The National Science Foundation is currently experiencing an odd silence, the kind that descends upon an organization when its leadership is unclear. The agency has been without a confirmed director and deputy director for over a year. The number of employees has decreased by over thirty percent. Once-predictable grant decisions have slowed, stalled, or just stopped. Additionally, a nomination is sitting on a desk in Washington, awaiting an unspecified hearing date.
James O’Neill is the Trump administration’s nominee to lead an organization that has covertly funded some of the most significant scientific wagers in American history for eight decades. The head of the American Association for the Advancement of Science, Sudip Parikh, has called on the Senate’s HELP committee to hold an open confirmation hearing as soon as feasible. His letter to Ranking Member Bernie Sanders and Chairman Bill Cassidy sounds more like a man tapping his watch than a courteous request.

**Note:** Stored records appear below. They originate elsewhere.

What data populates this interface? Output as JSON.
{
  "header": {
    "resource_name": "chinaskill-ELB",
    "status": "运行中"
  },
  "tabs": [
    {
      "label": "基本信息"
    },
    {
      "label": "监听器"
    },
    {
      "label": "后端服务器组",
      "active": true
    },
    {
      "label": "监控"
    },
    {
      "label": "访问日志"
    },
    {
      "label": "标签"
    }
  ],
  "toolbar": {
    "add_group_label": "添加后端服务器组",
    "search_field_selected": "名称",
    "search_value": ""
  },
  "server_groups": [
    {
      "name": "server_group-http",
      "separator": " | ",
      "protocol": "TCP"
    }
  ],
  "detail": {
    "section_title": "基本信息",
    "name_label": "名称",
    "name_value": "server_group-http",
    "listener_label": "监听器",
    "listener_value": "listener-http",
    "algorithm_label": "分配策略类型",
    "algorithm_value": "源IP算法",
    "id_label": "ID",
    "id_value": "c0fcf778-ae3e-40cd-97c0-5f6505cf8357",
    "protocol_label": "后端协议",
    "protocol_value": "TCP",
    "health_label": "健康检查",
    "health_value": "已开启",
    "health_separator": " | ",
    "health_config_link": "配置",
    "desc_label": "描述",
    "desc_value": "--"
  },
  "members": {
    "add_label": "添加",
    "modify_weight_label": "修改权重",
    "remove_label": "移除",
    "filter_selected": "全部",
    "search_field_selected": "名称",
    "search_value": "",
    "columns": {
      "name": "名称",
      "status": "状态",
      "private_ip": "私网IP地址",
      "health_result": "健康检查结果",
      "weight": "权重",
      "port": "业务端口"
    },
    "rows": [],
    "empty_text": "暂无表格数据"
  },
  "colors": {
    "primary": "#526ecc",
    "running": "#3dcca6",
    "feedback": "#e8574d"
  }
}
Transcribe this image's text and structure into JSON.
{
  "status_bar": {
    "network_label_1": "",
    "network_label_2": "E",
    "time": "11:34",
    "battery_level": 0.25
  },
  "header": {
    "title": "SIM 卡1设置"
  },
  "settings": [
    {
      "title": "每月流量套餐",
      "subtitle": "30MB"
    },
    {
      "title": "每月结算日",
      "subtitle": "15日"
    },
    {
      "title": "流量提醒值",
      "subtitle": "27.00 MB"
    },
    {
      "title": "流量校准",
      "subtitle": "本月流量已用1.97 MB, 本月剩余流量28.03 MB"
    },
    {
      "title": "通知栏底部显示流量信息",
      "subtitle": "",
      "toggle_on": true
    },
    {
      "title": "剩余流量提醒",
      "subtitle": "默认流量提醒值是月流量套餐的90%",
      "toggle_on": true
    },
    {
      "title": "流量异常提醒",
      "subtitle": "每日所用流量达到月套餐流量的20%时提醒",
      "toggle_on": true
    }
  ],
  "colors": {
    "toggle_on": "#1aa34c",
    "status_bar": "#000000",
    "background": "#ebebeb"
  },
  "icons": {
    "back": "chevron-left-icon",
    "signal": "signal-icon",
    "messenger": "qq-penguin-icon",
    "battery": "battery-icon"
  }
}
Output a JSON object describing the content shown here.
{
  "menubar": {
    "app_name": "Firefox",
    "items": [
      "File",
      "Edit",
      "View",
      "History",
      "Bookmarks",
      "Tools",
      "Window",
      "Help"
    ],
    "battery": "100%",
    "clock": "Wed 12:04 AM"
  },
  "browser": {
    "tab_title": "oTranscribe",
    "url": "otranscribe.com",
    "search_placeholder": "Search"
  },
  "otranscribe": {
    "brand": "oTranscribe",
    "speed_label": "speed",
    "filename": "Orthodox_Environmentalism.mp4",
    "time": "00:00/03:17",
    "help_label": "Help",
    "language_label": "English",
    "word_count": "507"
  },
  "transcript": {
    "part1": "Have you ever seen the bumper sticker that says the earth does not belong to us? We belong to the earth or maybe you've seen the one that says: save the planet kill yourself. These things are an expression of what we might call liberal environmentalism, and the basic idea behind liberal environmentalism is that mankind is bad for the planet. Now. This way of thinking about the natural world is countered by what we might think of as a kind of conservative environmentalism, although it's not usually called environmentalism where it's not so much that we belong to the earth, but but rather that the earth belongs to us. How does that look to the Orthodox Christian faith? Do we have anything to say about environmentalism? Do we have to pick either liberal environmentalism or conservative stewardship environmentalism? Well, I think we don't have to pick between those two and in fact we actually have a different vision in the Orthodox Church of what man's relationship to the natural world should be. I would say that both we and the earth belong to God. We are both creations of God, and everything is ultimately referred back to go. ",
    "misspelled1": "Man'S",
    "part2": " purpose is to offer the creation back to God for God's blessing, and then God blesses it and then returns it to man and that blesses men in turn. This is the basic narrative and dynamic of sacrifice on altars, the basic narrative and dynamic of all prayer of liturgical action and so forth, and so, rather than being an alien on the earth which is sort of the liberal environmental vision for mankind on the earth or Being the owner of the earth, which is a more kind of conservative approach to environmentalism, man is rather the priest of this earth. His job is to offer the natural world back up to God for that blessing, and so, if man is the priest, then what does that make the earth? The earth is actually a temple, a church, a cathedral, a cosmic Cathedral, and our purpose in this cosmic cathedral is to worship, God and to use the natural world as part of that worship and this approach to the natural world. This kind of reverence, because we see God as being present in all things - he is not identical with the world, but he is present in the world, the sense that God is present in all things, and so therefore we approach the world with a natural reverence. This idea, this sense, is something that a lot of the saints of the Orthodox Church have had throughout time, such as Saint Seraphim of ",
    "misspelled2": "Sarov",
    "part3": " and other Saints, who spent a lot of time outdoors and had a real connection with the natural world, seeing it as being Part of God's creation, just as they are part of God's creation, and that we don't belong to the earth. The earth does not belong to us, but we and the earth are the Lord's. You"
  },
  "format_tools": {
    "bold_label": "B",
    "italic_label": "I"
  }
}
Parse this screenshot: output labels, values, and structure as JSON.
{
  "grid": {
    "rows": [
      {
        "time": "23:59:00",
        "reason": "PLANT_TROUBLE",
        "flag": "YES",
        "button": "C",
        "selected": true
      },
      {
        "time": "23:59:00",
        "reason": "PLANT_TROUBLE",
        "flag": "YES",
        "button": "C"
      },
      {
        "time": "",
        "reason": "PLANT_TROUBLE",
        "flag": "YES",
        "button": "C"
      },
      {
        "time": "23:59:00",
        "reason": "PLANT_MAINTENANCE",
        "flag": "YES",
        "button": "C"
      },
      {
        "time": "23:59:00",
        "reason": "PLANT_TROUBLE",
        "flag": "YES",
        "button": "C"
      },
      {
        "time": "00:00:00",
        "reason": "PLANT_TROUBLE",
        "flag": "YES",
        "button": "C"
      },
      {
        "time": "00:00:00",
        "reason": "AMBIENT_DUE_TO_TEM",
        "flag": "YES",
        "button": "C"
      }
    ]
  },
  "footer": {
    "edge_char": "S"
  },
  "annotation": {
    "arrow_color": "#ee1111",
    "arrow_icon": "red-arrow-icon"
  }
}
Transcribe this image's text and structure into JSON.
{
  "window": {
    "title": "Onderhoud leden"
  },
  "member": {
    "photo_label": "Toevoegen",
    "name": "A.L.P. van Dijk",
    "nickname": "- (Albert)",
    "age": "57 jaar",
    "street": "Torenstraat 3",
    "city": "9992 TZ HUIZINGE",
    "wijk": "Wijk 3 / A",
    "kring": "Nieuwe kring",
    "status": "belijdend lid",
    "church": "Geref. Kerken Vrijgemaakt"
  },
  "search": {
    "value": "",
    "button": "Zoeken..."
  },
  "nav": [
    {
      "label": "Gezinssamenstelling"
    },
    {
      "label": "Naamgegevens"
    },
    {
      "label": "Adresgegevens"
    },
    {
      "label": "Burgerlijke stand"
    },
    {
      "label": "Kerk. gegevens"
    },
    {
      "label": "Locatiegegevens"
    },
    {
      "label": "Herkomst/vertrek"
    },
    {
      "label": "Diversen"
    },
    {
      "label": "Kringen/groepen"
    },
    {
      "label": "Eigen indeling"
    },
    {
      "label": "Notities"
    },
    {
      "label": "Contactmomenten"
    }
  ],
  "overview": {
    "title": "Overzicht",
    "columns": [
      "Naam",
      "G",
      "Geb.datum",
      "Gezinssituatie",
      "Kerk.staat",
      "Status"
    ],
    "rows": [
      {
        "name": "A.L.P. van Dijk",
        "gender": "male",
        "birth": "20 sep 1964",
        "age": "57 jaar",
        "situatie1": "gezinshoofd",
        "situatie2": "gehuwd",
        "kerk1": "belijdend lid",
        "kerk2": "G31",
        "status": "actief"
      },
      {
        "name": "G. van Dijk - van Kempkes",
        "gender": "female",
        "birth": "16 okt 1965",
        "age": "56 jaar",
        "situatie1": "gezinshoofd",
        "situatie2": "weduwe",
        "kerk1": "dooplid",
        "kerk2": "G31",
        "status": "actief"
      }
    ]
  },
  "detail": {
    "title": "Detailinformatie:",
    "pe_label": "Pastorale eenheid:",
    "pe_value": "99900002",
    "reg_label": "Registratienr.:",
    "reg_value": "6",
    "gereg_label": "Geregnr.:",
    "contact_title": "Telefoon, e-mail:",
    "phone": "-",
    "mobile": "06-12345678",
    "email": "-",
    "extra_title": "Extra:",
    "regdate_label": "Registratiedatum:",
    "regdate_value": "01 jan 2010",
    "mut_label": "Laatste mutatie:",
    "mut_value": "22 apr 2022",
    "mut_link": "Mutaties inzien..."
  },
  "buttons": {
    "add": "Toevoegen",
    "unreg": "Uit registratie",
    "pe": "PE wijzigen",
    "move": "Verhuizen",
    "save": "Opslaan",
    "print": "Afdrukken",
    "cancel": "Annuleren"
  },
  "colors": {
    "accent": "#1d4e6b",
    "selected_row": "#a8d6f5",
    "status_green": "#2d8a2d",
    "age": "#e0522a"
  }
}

The majority of Americans don’t think about the NSF until they unknowingly benefit from it, so it’s worth taking a moment to consider what it really does. Fifty years ago, the agency started the fundamental research on artificial neural networks, which at the time seemed esoteric but now powers almost all of the AI tools that are being promoted as the future of everything. In the 1960s, it provided funding to biologists who investigated bacteria flourishing in searing hot springs. This curiosity-driven diversion led to the development of PCR technology and, consequently, the contemporary biotechnology sector. Cybersecurity procedures, gene editing, 3D printing, and MRI machines. The list resembles a tour of American innovation over the past fifty years.
That is the uncomfortable reality of funding for basic science. Decades later, the benefits often result from research that at the time seemed extravagant. Scientists I’ve talked to over the years seem to believe that the NSF’s patient, quiet funding is the kind of investment no private company would ever make because no shareholder would wait thirty years for a study on thermal bacteria. Governments are the only entities capable of such patience. Few people decide to be.

Parikh and others are concerned about more than just the vacant director’s chair. It’s the pattern. Grants initiated by investigators, which are essential for unanticipated discoveries, are being withheld without justification. International cooperation has virtually stopped. Despite Congress appropriating comparable funds, outlays for fiscal year 2026 are expected to decrease by 59% from the previous year. This is noteworthy because the organization no longer has a physical headquarters where employees can congregate, clash, argue, and share. A culture of research is brittle. Once it scatters, it is difficult to retrieve.
Two years ago, China’s total spending on research and development exceeded that of the United States. Its R&D spending has increased more than twice as quickly as that of the United States, and the difference is growing. NSF supports 29 National AI Research Institutes and a network designed to keep American universities at the forefront by investing about $700 million annually in AI research alone. The agency drifts if a director doesn’t specify where that money should go, and drifting is costly when rivals are racing.
The historical echo is difficult to ignore. Following a war that demonstrated the potential of coordinated American science, the NSF was established in 1950. As you watch this happen, you can’t help but wonder if the nation still remembers the lesson or if it has just assumed that innovations will continue to happen on their own. They won’t. They have never done so. According to Parikh, the next one might originate in Beijing or Berlin, or it might originate in Baton Rouge or Burlington. A Senate committee is currently in charge of making the decision, but they haven’t chosen a date yet.